= Geology of the Gambia =

The geology of the Gambia is defined by thick and comparatively recent sequences of sediments and sedimentary rocks, deposited in the last 66 million years. The country is underlain almost entirely by geologically recent Cenozoic sedimentary rocks. Much deeper basement rocks are likely present, although they are not well understood. Most research has focused on oil and groundwater exploration.

==Stratigraphy==
The oldest rock units recognized in the west of the country, along the Gambia River are sandstones and kaolinitic claystones from the Oligocene, Miocene or Pliocene. Ironstone, including iron oxides, gravel, clay and sand dating to the Pleistocene are found in the east of the Gambia, while coastal sands, salt, silt and clay are common dating to the Holocene.

==Hydrogeology==
The British Geological Survey reports that the Gambia has extensive surface water which is rarely used for drinking water. At the mouth of river, high salinity is a problem in surface water supplies. The shallow sand aquifer encompasses almost the entire country, made up of Holocene sediments and an underlying, partially confined Pliocene aquifer. The sand aquifer ranges between five and 25 meters thick. The country also has a deep sandstone aquifer, with fossil water as much as 40,000 years confined at depths of 250 to 450 meters. Out of a total storage of 650,000 cubic meters only 80,000 cubic meters is believed to be potable.

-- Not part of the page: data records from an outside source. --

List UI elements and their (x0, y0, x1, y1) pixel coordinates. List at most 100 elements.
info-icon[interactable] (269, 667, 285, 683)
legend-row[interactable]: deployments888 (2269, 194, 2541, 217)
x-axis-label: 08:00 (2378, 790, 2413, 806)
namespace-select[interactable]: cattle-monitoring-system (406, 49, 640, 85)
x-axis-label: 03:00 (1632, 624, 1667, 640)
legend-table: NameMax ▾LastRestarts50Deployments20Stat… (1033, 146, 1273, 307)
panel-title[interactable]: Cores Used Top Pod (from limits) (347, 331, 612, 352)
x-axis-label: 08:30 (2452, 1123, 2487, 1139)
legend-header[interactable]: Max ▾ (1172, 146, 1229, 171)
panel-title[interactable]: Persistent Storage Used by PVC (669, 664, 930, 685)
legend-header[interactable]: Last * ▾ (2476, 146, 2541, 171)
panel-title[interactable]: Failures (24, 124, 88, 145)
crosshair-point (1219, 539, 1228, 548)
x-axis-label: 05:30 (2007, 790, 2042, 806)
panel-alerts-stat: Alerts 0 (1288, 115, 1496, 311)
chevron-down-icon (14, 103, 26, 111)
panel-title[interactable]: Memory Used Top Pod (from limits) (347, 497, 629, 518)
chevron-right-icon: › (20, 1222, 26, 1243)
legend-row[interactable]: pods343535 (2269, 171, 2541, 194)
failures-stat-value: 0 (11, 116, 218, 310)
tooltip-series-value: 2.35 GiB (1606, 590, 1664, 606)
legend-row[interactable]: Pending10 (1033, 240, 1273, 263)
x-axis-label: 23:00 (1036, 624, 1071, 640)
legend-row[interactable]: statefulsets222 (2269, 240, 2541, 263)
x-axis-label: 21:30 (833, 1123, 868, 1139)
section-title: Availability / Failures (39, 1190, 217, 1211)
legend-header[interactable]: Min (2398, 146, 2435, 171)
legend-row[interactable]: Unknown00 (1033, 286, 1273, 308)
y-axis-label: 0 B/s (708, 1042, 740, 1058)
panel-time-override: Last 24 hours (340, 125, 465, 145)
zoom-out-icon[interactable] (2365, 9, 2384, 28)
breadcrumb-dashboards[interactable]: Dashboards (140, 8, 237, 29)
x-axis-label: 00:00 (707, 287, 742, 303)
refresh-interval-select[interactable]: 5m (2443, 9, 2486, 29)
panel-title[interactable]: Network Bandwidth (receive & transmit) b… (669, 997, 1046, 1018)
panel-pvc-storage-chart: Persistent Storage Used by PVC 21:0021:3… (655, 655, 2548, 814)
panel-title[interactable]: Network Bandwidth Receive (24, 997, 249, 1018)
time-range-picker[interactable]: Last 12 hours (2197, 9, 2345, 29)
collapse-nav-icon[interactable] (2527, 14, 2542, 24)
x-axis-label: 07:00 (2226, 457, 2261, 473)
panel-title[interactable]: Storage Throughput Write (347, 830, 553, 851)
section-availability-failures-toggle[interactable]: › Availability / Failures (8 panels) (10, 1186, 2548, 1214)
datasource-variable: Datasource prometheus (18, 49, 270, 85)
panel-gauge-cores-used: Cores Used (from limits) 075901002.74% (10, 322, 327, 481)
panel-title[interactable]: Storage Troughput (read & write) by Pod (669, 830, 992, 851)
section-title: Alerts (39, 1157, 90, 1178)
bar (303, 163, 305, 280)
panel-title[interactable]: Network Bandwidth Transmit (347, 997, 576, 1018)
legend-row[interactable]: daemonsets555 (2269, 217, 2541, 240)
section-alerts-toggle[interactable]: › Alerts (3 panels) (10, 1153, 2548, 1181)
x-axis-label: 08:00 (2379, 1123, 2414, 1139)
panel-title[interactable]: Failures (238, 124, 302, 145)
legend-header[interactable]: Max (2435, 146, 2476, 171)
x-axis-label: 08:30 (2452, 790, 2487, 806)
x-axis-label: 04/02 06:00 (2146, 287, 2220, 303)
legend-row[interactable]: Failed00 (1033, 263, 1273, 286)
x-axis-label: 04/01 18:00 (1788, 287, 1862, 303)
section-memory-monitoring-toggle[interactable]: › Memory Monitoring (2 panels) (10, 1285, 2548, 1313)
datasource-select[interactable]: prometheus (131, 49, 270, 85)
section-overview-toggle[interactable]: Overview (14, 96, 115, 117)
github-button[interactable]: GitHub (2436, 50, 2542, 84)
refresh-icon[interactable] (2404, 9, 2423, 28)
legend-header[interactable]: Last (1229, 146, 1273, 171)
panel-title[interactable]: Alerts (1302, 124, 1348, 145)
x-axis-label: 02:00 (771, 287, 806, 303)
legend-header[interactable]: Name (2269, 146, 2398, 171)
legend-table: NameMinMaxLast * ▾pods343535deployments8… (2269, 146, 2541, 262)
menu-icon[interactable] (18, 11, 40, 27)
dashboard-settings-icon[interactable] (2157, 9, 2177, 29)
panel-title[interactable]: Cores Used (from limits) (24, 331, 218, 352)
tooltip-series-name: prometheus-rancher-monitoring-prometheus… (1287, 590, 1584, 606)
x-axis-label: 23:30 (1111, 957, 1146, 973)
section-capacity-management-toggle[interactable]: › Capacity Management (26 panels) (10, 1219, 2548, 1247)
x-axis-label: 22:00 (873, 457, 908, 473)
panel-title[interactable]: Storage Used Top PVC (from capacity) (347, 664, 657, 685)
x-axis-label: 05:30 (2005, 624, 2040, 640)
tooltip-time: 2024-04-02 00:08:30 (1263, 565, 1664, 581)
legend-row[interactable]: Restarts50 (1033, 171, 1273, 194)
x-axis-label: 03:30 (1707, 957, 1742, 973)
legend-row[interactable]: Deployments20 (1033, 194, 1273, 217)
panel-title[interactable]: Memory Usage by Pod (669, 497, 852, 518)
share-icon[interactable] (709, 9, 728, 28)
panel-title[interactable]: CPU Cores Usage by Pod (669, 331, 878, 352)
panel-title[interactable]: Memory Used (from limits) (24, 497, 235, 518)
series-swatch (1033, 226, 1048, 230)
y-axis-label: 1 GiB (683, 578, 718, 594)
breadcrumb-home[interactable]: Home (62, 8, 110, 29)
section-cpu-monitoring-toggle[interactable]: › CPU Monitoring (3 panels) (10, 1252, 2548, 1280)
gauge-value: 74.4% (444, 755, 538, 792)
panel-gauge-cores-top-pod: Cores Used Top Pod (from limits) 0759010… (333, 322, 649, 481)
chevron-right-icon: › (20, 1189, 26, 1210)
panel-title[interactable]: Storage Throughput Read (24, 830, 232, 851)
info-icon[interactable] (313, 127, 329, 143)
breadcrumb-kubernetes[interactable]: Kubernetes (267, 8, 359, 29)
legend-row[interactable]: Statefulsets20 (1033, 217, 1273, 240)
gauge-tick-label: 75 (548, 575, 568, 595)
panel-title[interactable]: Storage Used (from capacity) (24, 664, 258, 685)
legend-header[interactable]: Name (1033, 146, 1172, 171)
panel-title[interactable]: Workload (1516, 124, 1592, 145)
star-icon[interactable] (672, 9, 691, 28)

==Natural resource geology==
Petroleum geologists have launched several thousand kilometers of seismic surveys throughout the basin in search of hydrocarbons, but exploration has so far been unsuccessful. In the 1950s, mining began for beach sands rich in titanium, containing large concentrations of ilmenite, zircon, rutile and gangue minerals. The country has large deposits of glass-grade sand that have not been mined.